Opioids are a type of narcotic pain medication that is used to control pain. Examples include meperidine, methadone, morphine, oxycodone (OxyContin), oxycodone with acetaminophen (Percocet), and hydrocodone with acetaminophen (Vicodin). There is an increasing number of patients with pain addicted to opioids. According to the Centers for Disease Control and Prevention, opioid overdoses have quadrupled since 1999. Nurses play a vital role in preventing opioid addiction in patients with pain through nursing assessments and monitoring of their patients.
Here are 4 essential steps that nurses can take to help prevent opioid addiction.
1. Perform a comprehensive assessment of pain by using a standardized pain assessment tool.
Nurses need to assess the individual patient’s pain location, characteristics, onset, duration, frequency, intensity or severity, precipitating factors of pain, and how the individual manages his or her pain.To learn more about pain assessment tools, visit www.paincommunitycentre.org/article/pain-assessment-tools.
2. Assess the patient’s pain management and medications used.
Pain medication should be matched to the individual patient’s needs. It is important that nurses assess the patient’s detailed medical history, including a list of currently prescribed and past medications, as well as a history of substance use or substance use disorders in the patient and the patient’s family. Keep monitoring patient use of medications and opioids to avoid overdependence or potential addiction.
3. Evaluate the effectiveness of the pain management through ongoing assessment of the individual patient’s pain experience.
Proper evaluation of pain management requires that all patients have a treatment entry diagnosis that is defined, standard, and objectively determined. An ongoing assessment of the patient’s pain experience during and after treatment is vital for preventing pain medication misuse. Patients can become addicted if they take pain medications or opioids too much or for a long period of time.
4. Educate your patients about pain management.

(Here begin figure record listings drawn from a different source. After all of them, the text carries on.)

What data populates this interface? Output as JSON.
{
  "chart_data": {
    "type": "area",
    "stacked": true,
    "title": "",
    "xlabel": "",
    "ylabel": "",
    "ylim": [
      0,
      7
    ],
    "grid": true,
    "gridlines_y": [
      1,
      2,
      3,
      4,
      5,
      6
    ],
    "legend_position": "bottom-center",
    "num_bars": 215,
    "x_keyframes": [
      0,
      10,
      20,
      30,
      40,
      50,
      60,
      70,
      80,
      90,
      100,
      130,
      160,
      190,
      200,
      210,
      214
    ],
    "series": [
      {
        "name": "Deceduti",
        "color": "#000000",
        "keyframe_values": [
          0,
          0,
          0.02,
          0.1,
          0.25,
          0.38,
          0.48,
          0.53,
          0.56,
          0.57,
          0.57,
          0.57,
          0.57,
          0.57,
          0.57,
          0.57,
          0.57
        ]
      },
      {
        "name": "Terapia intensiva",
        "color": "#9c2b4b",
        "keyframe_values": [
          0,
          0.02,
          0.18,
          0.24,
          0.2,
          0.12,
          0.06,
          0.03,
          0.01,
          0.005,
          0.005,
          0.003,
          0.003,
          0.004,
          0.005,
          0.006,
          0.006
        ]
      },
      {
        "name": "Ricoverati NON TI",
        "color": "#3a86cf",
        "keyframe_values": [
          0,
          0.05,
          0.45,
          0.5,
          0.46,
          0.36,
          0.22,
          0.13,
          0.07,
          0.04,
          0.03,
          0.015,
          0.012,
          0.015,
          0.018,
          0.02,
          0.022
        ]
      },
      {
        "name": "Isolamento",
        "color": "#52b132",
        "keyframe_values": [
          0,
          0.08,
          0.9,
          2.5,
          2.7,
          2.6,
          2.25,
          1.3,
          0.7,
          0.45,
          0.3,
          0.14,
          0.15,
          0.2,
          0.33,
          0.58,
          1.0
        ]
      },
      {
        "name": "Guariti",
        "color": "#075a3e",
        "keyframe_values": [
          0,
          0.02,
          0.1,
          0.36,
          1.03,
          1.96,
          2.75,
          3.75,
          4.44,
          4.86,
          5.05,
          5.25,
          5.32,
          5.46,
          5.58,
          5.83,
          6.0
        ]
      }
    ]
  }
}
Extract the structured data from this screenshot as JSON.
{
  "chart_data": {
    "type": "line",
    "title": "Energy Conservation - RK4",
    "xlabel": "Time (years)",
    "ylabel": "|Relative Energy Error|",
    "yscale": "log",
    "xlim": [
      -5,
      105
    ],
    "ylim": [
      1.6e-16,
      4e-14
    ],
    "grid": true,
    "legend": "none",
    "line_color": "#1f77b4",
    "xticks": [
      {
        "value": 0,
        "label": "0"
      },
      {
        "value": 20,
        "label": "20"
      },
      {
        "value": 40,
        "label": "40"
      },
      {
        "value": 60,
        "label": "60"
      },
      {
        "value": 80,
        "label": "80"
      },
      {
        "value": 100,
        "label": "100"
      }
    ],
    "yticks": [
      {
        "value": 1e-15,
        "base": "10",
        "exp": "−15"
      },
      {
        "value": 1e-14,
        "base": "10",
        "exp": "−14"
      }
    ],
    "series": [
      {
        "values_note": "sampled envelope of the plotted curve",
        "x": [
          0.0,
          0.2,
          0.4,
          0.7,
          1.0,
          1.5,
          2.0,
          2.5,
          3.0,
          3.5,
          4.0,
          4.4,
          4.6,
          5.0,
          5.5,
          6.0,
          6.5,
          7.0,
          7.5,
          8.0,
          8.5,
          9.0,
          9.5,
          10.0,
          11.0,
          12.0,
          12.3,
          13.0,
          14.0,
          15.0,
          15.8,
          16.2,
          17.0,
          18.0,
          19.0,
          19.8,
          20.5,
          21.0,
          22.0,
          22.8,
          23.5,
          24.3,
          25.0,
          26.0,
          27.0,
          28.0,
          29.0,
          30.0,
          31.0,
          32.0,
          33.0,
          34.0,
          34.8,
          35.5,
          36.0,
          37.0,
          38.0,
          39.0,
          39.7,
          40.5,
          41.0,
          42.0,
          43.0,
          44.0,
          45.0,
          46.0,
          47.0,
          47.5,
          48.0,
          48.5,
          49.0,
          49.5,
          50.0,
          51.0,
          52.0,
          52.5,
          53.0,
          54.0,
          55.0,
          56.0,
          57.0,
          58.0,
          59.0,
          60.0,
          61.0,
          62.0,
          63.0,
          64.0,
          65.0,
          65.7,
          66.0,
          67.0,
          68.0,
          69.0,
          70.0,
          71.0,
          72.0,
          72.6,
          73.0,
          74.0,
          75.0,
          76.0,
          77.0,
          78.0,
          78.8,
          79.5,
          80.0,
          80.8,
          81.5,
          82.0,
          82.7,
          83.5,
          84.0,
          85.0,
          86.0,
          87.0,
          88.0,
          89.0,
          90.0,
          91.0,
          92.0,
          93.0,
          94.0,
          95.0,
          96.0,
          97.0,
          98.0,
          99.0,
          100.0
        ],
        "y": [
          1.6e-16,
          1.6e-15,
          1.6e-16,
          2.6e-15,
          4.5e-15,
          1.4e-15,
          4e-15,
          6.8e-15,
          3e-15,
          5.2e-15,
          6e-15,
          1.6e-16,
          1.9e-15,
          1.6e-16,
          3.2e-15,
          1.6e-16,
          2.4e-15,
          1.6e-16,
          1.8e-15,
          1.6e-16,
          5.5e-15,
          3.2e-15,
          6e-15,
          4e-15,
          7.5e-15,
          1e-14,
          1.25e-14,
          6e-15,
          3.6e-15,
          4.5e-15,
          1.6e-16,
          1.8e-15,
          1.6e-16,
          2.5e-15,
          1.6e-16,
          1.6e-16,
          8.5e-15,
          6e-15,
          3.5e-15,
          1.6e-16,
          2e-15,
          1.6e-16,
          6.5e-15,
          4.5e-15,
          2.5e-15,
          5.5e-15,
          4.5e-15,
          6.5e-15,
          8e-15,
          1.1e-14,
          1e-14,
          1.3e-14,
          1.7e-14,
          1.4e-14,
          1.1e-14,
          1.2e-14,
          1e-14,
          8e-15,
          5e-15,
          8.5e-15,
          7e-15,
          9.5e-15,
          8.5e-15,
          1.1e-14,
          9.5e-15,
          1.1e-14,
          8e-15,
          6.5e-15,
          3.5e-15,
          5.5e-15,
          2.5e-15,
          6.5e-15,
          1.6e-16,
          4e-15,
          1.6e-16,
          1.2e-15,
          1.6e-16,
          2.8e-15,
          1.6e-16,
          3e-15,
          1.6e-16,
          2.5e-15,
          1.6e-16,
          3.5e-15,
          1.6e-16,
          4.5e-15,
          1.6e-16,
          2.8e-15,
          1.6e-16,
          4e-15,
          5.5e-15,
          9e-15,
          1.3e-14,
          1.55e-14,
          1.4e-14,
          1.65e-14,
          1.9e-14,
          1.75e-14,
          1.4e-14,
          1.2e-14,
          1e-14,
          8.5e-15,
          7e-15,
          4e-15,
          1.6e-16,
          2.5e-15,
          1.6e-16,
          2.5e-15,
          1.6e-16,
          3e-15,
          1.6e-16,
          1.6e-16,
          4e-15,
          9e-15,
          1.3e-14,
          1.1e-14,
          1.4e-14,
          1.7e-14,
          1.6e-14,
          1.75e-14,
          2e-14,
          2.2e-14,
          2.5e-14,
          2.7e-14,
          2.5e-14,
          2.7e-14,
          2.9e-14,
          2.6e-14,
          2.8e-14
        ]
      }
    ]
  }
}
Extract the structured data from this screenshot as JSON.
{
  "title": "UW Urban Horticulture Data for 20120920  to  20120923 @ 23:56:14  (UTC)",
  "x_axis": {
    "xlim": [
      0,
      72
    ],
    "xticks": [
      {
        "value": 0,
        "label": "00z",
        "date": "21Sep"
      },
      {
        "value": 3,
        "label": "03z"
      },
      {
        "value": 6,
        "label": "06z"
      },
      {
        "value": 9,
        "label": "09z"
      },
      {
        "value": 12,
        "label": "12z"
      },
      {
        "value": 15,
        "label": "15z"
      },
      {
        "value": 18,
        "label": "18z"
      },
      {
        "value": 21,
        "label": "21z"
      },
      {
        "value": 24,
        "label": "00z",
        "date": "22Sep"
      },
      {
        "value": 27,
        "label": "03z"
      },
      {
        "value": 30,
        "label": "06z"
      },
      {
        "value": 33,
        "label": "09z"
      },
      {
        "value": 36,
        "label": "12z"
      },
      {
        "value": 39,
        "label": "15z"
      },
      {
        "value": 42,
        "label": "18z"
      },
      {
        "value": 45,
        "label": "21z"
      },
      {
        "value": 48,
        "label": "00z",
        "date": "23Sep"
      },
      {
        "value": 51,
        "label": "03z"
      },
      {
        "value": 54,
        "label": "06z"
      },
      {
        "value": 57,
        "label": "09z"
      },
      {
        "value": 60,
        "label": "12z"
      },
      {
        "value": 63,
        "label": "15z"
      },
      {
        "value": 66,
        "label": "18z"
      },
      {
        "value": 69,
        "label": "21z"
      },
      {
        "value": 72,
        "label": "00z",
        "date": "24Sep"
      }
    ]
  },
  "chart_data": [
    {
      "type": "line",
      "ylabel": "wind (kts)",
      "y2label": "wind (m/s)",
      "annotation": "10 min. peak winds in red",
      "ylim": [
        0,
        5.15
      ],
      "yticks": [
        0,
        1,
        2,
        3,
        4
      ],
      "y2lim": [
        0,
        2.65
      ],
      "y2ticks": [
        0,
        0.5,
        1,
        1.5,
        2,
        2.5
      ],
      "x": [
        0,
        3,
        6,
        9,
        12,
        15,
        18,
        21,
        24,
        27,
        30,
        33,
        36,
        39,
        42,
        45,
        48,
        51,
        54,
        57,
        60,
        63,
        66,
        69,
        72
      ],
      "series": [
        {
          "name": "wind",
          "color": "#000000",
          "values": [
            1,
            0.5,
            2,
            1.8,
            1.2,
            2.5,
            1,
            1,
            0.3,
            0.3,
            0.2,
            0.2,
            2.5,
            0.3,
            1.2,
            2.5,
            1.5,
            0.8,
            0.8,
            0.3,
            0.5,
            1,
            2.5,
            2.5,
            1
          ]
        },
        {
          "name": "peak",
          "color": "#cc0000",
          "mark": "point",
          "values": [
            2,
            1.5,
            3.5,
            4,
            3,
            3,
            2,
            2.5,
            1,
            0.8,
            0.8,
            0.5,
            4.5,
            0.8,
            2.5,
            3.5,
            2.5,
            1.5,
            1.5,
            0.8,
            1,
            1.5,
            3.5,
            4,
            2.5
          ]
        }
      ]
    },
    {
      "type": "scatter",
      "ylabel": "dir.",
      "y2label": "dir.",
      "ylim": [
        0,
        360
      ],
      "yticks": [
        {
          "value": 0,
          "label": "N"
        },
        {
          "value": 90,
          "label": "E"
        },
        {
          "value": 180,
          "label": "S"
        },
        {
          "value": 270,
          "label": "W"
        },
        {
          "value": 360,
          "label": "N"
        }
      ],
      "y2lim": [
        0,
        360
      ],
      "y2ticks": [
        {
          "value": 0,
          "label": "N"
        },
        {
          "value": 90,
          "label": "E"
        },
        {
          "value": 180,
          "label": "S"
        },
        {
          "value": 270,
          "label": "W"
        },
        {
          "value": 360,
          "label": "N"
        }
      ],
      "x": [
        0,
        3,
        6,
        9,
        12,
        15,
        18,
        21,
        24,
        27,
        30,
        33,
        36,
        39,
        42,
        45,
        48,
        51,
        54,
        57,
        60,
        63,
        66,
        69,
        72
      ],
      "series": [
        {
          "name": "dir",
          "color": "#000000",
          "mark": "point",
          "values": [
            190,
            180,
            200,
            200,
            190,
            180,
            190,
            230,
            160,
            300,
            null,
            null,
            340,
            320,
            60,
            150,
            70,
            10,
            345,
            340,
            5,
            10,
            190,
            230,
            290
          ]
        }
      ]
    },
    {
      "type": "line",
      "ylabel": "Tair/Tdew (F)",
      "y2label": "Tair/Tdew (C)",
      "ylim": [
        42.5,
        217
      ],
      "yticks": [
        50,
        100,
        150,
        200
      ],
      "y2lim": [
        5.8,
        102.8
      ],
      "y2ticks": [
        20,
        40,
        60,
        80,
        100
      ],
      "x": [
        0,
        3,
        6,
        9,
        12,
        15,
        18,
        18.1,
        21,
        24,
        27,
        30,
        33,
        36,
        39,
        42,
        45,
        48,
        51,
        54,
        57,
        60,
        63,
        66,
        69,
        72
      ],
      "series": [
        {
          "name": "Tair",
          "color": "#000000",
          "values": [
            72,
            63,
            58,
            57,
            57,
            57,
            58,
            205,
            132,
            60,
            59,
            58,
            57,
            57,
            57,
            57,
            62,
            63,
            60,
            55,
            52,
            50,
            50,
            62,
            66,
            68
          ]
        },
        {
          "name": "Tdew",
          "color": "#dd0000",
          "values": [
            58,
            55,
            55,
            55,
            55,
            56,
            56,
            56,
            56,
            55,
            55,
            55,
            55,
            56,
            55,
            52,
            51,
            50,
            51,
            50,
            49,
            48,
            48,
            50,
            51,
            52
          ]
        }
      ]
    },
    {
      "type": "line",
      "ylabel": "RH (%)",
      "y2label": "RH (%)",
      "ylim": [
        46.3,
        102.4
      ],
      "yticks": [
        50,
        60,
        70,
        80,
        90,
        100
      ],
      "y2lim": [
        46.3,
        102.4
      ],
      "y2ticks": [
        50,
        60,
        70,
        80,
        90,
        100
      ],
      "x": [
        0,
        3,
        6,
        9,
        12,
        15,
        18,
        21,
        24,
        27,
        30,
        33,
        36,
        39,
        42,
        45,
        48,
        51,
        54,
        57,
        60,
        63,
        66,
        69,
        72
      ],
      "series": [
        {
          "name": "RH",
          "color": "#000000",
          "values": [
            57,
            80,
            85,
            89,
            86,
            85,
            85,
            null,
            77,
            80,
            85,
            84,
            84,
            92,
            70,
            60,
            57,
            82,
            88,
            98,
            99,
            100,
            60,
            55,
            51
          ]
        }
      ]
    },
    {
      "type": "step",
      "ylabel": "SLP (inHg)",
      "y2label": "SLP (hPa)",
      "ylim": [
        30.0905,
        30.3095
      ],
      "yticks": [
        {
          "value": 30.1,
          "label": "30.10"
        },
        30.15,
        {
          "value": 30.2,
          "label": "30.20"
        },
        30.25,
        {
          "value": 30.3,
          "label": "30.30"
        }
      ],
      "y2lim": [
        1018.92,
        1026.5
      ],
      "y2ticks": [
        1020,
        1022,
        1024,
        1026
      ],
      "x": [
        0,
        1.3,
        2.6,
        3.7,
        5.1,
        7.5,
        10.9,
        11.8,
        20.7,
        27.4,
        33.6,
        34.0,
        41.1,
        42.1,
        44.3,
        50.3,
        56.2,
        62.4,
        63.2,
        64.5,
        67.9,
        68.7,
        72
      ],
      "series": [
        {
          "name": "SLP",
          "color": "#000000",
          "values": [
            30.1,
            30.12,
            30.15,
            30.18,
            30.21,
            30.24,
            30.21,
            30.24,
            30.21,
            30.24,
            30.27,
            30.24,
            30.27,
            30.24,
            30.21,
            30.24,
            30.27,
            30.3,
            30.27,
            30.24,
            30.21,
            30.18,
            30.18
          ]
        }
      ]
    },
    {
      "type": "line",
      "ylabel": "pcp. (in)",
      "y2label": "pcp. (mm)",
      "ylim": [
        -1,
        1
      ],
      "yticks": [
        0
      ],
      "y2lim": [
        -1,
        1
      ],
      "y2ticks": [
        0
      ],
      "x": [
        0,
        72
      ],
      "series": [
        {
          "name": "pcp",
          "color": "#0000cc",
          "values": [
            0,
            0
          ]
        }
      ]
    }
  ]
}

A better patient understanding of the nature of pain, its treatment, and the side effects and complications is one of the most important steps toward improved control of pain and pain medication use. Nurses should provide written instructions about dosage, adverse effects, how long the medication should be taken, and how to store and dispose of unused medication. Opioids can be dangerous if patients take them with alcohol, or with certain drugs such as antihistamines, sleeping pills, and some antidepressants. Nurses can also introduce the use of non-pharmacological techniques (e.g., relaxation, guided imagery, music therapy, distraction, massage, lifestyle modifications, and heat and cold application) before, during, and after feeling pain to control and reduce pain.